When can Dog Puppies Start Jumping?

Puppies will usually start to jump a little bit as soon as they’re able to walk, but they shouldn’t be taught to jump over anything until they’re around 12-15 months old. Those who are training dogs for competitions may want to wait a few more months because their motor skills may not be fully developed until that time.

Pet owners who don’t teach their dogs to jump should still be prepared for them to learn. They’ll normally teach themselves at least some jumping maneuvers in order to get quick access to treats that you might be holding.

How to Stop Your Dog from Jumping the Fence in 8 Steps

First off, make sure that there’s nothing on the other side of your fence that your dog finds interesting that might inspire him or her to jump. Once you’ve worked that out, take a look at these following tips.

1. Walk it Out of Your Dog

Exercise your dog regularly and make sure to take them on regular walks. If you can tire your dog out, then there’s a good chance that they’ll simply be too tired to jump later.

2. Teach Your Dog & Reward Them

Train your dog not to jump in the same way that you teach them not to do anything else, like bite. Praise your dog whenever your dog ceases the bad behavior.

Over time, proper application of positive reinforcement could help to give your dog the message that they shouldn’t jump over the fence.

3. Clean Up the Yard

Clean up any messes that your dog could use to stand on. Anything from lumber to a pile of leaves can give your dog the little extra height that he or she needs to clear a fence, so move this debris elsewhere.

4. Make Your Yard Fun

Always give your dog plenty to do when they’re outside. Many dogs jump because they want to escape the place that they’re in, but your dog won’t want to escape if they have plenty to do in the first place.

5. Stay with Your Dog

Stay outside and see if your dog shows any improvement when you do. In many cases, dogs start behaving badly when they’re separated from their human families.

It’s not always possible to stay outside with a dog, but you may be able to wean your dog away from this sort of insecurity over a period of time.

6. Use a Dog Run in Your Own Yard

Laying out a conventional dog run isn’t at all difficult, so you should find it possible to install one in your yard. Even though you may have a fenced in area already, a dog run will normally make it so difficult for your dog to jump that he or she will stop.

Separation anxiety is still a leading cause of dogs jumping to begin with, so you’ll want to stay with them as much as you can even when you put a run in place.

7. Do Some Landscaping

Plant some bushes or shrubs so that your dog can’t see very well past your fence. This can limit his or her ability to realize that there’s anything on the other side worth trying to find.

Once your dog’s vision is blocked, they might stop jumping.
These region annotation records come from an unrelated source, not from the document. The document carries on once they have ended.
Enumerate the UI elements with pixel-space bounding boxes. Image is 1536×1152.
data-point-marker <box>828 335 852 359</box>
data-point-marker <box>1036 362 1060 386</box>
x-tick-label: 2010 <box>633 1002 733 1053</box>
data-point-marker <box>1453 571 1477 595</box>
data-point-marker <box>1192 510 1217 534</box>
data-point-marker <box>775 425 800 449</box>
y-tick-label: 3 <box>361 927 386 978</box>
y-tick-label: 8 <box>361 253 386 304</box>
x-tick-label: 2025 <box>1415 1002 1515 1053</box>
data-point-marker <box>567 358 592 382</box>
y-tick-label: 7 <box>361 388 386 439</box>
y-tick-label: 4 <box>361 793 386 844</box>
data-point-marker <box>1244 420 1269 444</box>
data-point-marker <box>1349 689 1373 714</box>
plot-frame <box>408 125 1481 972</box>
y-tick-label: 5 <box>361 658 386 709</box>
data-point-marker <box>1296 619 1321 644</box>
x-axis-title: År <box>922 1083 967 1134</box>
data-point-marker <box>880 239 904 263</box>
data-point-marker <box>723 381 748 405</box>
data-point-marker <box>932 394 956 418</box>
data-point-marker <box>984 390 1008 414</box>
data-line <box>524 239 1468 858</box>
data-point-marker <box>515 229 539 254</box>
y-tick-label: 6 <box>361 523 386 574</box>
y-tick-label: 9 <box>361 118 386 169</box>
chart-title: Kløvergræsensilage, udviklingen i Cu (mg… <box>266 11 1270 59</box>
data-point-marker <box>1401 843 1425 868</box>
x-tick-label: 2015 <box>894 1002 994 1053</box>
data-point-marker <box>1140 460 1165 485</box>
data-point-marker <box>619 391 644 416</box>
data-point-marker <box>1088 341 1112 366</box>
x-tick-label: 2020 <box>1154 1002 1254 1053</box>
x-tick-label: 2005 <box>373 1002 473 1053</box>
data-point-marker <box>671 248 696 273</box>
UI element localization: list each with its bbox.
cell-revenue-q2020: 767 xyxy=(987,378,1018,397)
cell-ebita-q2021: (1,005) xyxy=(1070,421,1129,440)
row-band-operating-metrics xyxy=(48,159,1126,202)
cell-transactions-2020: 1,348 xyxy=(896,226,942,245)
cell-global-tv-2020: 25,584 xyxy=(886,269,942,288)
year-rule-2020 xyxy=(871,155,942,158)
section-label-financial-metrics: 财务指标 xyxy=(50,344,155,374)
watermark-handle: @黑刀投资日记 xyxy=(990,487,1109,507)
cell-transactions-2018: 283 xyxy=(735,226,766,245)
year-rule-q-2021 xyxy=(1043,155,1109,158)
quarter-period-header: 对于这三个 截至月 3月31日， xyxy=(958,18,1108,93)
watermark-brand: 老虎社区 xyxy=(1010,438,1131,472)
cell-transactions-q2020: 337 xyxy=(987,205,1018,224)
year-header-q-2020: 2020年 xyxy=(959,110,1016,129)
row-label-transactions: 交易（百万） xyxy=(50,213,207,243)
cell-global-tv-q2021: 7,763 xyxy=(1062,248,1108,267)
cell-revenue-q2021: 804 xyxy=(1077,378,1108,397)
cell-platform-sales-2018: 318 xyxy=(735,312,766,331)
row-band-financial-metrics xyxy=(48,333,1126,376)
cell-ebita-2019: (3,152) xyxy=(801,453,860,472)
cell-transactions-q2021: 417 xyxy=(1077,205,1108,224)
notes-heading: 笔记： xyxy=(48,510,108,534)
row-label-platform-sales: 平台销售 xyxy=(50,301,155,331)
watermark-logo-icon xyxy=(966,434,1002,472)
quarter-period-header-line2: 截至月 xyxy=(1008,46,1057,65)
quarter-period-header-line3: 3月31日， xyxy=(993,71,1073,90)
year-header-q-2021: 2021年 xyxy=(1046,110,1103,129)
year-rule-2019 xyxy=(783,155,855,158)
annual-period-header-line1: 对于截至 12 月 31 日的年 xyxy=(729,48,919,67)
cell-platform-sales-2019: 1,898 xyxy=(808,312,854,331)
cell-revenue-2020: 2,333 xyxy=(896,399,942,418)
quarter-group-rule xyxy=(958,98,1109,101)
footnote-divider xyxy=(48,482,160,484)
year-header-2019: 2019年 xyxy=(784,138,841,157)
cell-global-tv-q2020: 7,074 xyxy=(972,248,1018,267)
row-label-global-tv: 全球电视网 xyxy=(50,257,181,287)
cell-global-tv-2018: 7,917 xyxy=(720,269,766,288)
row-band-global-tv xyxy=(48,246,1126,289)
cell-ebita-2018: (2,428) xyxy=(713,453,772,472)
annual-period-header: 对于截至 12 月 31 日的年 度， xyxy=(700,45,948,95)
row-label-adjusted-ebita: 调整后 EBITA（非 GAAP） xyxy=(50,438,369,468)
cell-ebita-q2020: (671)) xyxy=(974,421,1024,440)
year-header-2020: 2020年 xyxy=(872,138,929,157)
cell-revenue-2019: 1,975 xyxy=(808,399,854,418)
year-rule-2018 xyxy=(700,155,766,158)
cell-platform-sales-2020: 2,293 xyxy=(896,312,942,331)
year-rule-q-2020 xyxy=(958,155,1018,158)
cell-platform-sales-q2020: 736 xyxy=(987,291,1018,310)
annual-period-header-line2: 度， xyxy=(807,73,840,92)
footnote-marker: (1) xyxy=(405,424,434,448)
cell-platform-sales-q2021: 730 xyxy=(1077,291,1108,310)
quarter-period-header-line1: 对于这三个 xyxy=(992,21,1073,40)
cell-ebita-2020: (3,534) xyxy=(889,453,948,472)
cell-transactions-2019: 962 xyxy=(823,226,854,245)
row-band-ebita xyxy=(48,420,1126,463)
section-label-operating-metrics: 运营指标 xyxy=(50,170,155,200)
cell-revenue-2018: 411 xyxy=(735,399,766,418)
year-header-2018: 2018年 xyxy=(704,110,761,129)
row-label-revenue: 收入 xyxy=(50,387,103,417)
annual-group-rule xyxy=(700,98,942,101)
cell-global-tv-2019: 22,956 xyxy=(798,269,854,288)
If not, then you could consider putting in a few more plants to plug up any holes.

8. Raise the Fence Height

Build a larger fence if all else fails, because most dogs wouldn’t ever be able to jump over a fence that was 6-8′ tall. Pet owners who already have a sturdy fence in place can normally attach some additional material to the top.

Hardware supply stores have fence extenders that should do the job even if you have a larger breed of dog. You may want to consider angling the fencing downward in an L-shape, which will help to ensure that your dog doesn’t see over the top of it.